Word exclusion using tm package in R not working properly?

Question

Word exclusion using tm package in R not working properly?

I am engaged in text development (PCA, HC, K-Means), and so far I have managed to encode everything correctly. However, there is a small flaw that I would like to fix.

When I try to stop my Corps, it does not work properly, because there are different words with the same radical that are not identified correctly. These are the words that interest me most (it's in Spanish, and they mean “children” or related):

niñera, niños, niñas, niña, niño

But when I run the code, I get that these words are all the same except

 niña, niño --> niñ

But others remain the same, so I end up only for niña / niño, but not for others.

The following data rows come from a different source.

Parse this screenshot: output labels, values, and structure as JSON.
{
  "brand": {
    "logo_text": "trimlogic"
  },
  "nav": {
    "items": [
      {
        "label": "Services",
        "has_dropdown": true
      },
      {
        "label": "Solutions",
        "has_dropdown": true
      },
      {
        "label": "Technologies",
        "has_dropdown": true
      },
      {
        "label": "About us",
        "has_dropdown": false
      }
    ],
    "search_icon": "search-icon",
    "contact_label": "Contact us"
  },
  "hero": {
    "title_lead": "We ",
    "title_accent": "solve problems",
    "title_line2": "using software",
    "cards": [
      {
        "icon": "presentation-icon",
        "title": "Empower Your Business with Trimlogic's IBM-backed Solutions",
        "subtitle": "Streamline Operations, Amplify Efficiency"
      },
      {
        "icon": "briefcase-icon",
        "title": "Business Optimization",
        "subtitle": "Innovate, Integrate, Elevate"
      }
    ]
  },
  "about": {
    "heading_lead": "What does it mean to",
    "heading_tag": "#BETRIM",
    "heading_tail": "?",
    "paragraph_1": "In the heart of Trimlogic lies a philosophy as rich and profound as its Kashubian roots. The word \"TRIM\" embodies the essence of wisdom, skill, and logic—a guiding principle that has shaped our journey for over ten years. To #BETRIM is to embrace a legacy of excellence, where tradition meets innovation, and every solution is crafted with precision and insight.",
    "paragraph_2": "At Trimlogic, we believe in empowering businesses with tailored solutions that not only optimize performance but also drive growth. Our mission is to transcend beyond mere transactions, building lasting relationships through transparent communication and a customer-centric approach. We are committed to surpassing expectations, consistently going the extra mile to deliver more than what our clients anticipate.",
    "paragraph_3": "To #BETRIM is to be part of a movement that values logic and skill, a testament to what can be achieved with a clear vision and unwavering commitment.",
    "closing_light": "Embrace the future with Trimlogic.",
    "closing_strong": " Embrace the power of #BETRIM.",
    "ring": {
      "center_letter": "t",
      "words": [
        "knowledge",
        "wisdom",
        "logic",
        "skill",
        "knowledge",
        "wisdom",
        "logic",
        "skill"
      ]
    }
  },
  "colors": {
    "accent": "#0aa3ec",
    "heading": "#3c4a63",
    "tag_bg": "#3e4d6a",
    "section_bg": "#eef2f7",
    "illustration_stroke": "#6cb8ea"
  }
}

This is my code to create the enclosure:

 corp <- Corpus(DataframeSource(data.frame(x$service_name))) docs <- tm_map(corp, removePunctuation) docs <- tm_map(docs, removeNumbers) docs <- tm_map(docs, tolower) docs <- tm_map(docs, removeWords, stopwords("spanish")) docs <- tm_map(docs, stemDocument, language = "spanish") docs <- tm_map(docs, PlainTextDocument) dtm <- DocumentTermMatrix(docs) dtm

I would really appreciate some suggestions! thank you

+6

r text-mining corpus

adrian1121 May 01 '16 at 14:08

source share

2 answers

I changed with

 corpus <- tm_map(corpus, tolower)

to

 corpus <- tm_map(corpus, content_transformer(tolower))

and then stemDocument .

+1

ResearchBigD Jan 30 '17 at 17:30

source share

Ryan walker · Accepted Answer · 2016-05-01T19:05:56+0000

It seems that stem conversion can only be applied to PlainTextDocument types. See ? stemDocument ? stemDocument .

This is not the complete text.